OS X 10.11 El Capitan was released about 2 weeks ago. It is a free upgrade and will run on any Mac that supports OS X 10.10 Yosemite. It will also run on many Macs that support OS X 10.6-10.9.  https://support.apple.com/kb/SP728

As with Apple OS upgrades of recent memory, El Capitan offers a handful of new features and enhancements, plus a variety of graphical changes… but in my opinion these include nothing substantial enough to warrant an immediate upgrade for most users. Being an early adopter comes with the risk of downtime, app problems, and printers or peripherals not working.

For production Macs on OS X 10.9.5 Mavericks or OS X 10.10.5 Yosemite, I highly recommend against end users upgrading to OS X 10.11 at this time.
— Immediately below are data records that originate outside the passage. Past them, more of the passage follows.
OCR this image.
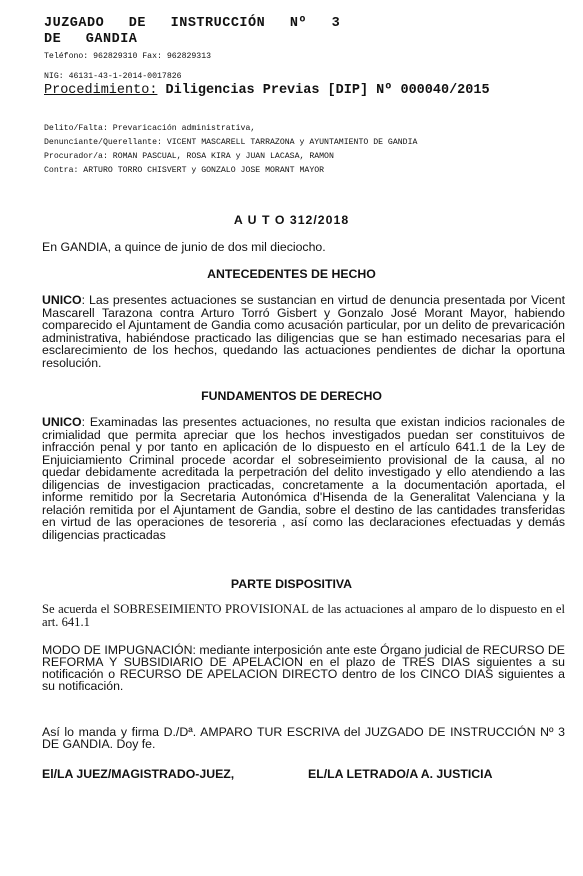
JUZGADO DE INSTRUCCIÓN Nº 3 DE GANDIA

Teléfono: 962829310 Fax: 962829313

NIG: 46131-43-1-2014-0017826

Procedimiento: Diligencias Previas [DIP] Nº 000040/2015

Delito/Falta: Prevaricación administrativa,

Denunciante/Querellante: VICENT MASCARELL TARRAZONA y AYUNTAMIENTO DE GANDIA

Procurador/a: ROMAN PASCUAL, ROSA KIRA y JUAN LACASA, RAMON

Contra: ARTURO TORRO CHISVERT y GONZALO JOSE MORANT MAYOR

A U T O 312/2018

En GANDIA, a quince de junio de dos mil dieciocho.

ANTECEDENTES DE HECHO

UNICO: Las presentes actuaciones se sustancian en virtud de denuncia presentada por Vicent Mascarell Tarazona contra Arturo Torró Gisbert y Gonzalo José Morant Mayor, habiendo comparecido el Ajuntament de Gandia como acusación particular, por un delito de prevaricación administrativa, habiéndose practicado las diligencias que se han estimado necesarias para el esclarecimiento de los hechos, quedando las actuaciones pendientes de dichar la oportuna resolución.

FUNDAMENTOS DE DERECHO

UNICO: Examinadas las presentes actuaciones, no resulta que existan indicios racionales de crimialidad que permita apreciar que los hechos investigados puedan ser constituivos de infracción penal y por tanto en aplicación de lo dispuesto en el artículo 641.1 de la Ley de Enjuiciamiento Criminal procede acordar el sobreseimiento provisional de la causa, al no quedar debidamente acreditada la perpetración del delito investigado y ello atendiendo a las diligencias de investigacion practicadas, concretamente a la documentación aportada, el informe remitido por la Secretaria Autonómica d'Hisenda de la Generalitat Valenciana y la relación remitida por el Ajuntament de Gandia, sobre el destino de las cantidades transferidas en virtud de las operaciones de tesoreria , así como las declaraciones efectuadas y demás diligencias practicadas

PARTE DISPOSITIVA

Se acuerda el SOBRESEIMIENTO PROVISIONAL de las actuaciones al amparo de lo dispuesto en el art. 641.1

MODO DE IMPUGNACIÓN: mediante interposición ante este Órgano judicial de RECURSO DE REFORMA Y SUBSIDIARIO DE APELACION en el plazo de TRES DIAS siguientes a su notificación o RECURSO DE APELACION DIRECTO dentro de los CINCO DIAS siguientes a su notificación.

Así lo manda y firma D./Dª. AMPARO TUR ESCRIVA del JUZGADO DE INSTRUCCIÓN Nº 3 DE GANDIA. Doy fe.

El/LA JUEZ/MAGISTRADO-JUEZ,	EL/LA LETRADO/A A. JUSTICIA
Older Macs running OS X 10.6-10.8 should not be updated, period, unless done so by a qualified engineer.

My opinion on this will change over time as Apple releases El Capitan updates, and third-party developers release OS X 10.11 patches and drivers. Historically though, I don’t generally consider an OS stable until Apple has released the .4 or .5 update… so I likely won’t be recommending El Capitan to the masses until OS X 10.11.4 or 10.11.5 becomes available.

As a rule of thumb, upgrading from one version of OS X to another is not something I’d recommend in a production environment without a compelling reason or solid upgrade plan. Reasons would include a necessary application that requires a newer version of OS X, security concerns with older versions of OS X, or upgrading all the Macs within a workgroup to keep them consistent for an imaging solution.

Two important tips for early adopters:

  • Make sure that every single application that you use is patched to the latest version before upgrading, and while doing so also verify each application version is compatible with El Capitan. Upgrading OS X, and then dealing with applications not working because they are unpatched or incompatible, is a common mistake leading to hours/days worth of frustration.
  • Mac sure you have a full backup of the Mac saved to an external drive prior to upgrading (either with Time Machine or more preferably Carbon Copy Cloner). Upgrading OS X is a one-way path if you don’t have a backup, and those that experience major problems often wish they could just go back to the way things were. Having a full backup makes that possible.